En voici plusieurs exemples : les compagnons d’aventures de Tintin et Milou s’appellent, entre autres, le capitaine Haddock (sans parler de la boucherie Sanzot...) ou encore les Dupond/t ; chacun a son langage, comme la tendance au juron du colérique capitaine : « Mille milliards de mille sabords ! Ectoplasme, bachi-bouzouk ! Tonnerre de Brest ! », etc. et la surenchère verbale pour les deux détectives : « Motus et bouche cousue, je dirais même plus, botus et mouche cousue, c’est notre devise ! » ou encore dans L’Oreille cassée (1937), Dupont : « Mon opinion est faite, c’est une lettre anonyme ! » et Dupond : « Je dirais même plus : c’est une lettre anonyme dont l’auteur est inconnu ! ». Chaque personnage a son langage propre, qui définit sa personnalité tout autant que sa silhouette. 
Évidemment, en matière de trouvailles linguistiques, on monte encore d’un cran avec Astérix et Obélix, puisque ce sont les personnages eux-mêmes qui jouent sur leurs propres noms, et, ici, cela en devient un véritable feu d’artifice ! 
Astérix et les Goths (1963) : Cloridric : « Ta vie ne tient qu’à un fil, Téléféric ! » Electric : « Je vais être général ! Le général Electric ! » 
Le Domaine des Dieux (1971) : Anglaigus, l’architecte : « Est-ce clair, esclave ? » Duplicatha, le Numide : « C’est dur à admettre, maître ! » Un Romain : « Il ne faut jamais parler sèchement à un Numide ! » 
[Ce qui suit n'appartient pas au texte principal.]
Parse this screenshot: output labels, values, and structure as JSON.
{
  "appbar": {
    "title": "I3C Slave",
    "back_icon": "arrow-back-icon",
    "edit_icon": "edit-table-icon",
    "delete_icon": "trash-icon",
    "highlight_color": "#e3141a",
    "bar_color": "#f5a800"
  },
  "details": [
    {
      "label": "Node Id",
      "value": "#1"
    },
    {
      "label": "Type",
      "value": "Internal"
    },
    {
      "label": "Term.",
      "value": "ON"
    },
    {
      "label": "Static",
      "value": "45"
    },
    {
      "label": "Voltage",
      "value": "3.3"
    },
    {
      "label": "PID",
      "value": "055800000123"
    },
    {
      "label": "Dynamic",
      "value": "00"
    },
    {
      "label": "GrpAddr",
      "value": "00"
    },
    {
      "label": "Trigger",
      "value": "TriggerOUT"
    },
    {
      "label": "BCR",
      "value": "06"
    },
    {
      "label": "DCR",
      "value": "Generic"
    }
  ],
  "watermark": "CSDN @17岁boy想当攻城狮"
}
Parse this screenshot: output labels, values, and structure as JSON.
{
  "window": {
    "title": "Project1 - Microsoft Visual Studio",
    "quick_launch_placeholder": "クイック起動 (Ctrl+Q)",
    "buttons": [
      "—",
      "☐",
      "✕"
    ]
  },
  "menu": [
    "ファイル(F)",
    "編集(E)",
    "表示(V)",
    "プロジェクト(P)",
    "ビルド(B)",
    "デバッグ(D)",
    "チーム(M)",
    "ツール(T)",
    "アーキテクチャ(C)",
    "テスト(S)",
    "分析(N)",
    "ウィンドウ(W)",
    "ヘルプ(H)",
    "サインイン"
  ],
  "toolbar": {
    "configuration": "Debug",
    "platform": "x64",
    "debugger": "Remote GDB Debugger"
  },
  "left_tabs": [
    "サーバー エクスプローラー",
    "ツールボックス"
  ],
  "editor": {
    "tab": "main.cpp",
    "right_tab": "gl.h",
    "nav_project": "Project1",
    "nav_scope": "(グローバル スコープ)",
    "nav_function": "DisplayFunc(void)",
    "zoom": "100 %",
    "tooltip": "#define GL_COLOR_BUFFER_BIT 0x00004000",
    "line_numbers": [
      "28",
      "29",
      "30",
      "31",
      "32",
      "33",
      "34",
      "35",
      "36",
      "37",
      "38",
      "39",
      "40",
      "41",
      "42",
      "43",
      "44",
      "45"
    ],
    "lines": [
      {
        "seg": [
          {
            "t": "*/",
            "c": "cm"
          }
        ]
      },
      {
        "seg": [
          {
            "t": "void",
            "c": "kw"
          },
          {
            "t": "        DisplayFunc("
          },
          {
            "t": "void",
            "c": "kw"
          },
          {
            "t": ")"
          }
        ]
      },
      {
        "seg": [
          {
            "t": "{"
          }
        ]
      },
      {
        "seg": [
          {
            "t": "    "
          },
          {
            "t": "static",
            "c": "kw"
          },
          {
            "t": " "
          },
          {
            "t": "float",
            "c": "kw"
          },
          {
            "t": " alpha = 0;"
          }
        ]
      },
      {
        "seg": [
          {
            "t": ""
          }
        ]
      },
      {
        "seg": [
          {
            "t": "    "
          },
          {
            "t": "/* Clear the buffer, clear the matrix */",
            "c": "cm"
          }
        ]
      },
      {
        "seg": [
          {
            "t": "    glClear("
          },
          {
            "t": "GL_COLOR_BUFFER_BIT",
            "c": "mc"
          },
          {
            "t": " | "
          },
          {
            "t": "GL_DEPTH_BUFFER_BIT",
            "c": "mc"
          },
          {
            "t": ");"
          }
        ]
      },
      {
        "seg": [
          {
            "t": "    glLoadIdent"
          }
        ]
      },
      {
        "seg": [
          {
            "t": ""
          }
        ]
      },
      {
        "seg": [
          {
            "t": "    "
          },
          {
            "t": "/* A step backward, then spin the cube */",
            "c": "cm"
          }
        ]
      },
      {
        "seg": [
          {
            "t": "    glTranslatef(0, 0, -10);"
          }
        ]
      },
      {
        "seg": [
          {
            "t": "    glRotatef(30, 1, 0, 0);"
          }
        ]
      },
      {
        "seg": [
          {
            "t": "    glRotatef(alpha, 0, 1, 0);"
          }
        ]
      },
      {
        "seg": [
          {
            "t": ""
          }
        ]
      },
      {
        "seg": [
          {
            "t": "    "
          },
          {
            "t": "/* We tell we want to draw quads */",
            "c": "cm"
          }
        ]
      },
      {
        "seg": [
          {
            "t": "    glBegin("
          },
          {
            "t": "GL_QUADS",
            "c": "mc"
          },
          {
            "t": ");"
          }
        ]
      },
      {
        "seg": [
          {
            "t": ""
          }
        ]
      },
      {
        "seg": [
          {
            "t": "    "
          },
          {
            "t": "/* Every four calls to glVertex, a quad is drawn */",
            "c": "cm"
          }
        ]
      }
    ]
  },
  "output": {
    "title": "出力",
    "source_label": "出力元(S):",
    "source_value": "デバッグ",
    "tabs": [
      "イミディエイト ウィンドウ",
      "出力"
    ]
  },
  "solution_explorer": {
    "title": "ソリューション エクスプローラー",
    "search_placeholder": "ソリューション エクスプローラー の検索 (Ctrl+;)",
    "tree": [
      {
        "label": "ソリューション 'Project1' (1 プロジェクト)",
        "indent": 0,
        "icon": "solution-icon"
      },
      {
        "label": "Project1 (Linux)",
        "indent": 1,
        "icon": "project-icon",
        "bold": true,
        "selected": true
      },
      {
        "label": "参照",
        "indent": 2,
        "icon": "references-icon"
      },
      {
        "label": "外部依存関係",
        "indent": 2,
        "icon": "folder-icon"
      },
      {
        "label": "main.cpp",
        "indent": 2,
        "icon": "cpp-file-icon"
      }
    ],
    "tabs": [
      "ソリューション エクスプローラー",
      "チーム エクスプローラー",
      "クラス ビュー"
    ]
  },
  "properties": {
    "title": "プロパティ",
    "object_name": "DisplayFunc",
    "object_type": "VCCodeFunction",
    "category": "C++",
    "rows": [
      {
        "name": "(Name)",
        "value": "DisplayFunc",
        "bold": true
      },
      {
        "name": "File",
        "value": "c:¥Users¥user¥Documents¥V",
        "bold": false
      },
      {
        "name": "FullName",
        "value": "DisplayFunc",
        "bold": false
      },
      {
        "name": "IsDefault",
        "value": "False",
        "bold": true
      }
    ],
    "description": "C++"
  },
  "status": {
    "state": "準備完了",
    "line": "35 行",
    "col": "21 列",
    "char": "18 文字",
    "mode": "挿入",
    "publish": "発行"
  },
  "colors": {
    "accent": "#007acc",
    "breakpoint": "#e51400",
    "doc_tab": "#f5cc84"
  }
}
Le Combat des chefs (1966) : Perclus : « Il faut trouver une solution, ô Langelus... sinon Rome va te sonner les cloches ! » 
Astérix et Cléopâtre (1965) : Panoramix : « C’est une bonne situation ça, scribe ?... » Misenplis : « Oh, c’est une situation assise... » 
Astérix en Hispanie (1969) : Touriste gaulois : « Chaque été, les Ibères deviennent plus rudes ! » 

On pourrait multiplier les exemples pris dans Astérix et pourtant, en matière d’inventivité linguistique, il y a plus surprenant encore si l’on pense aux petits hommes bleus ; vous avez certainement schroumpfé de qui il s’agit ? Gargamel n’a qu’à bien se tenir, des générations de lecteurs ont découvert une langue truffée de schroumpfs dont ils devaient schtroumpfer le sens. Et ils schtroumpfaient (et continuent de schtroumpfer) avec délectation... 

Finissons (trop vite) l’illustration de cette particularité sémantique par deux autres personnages célèbres. Tout d’abord, Gaston Lagaffe que l’on peut lui aussi rattacher à son propre langage, de l’expression « M’enfin » à son inactivité légendaire « J’ai dû m’endormir en sursaut. » ; citons au passage les expressions consacrées de quelques-uns de ses acolytes (la colère rentrée de Prunelle et son « Rogntudjuuuu », ou le ricanement sarcastique de la mouette rieuse avec son « Ihihaar »), pour rappeler que la bande dessinée francophone est également une source inépuisable de centaines d’onomatopées inventées au fil des pages ; enfin terminons par Achille Talon, qui se définit comme « admirable, calme, mais granitiquement résolu », au bon sens bien charpenté : « Je vais dégager l’allée avec souplesse, vélocité et ma pelle » ou « Allons faire le point devant un café puissant, cette nuit blanche m’a donné des idées noires ». 
La bande dessinée francophone reste extrêmement active et dynamique, comme l’illustre le festival annuel de la Bande dessinée d’Angoulême (en janvier), qui demeure le premier rassemblement international du genre. Et même si elle a bien évolué ces dernières années – chassez le naturel, il revient au galop –, la bande dessinée d’expression française reste fortement imprégnée d’une verve croquignolesque.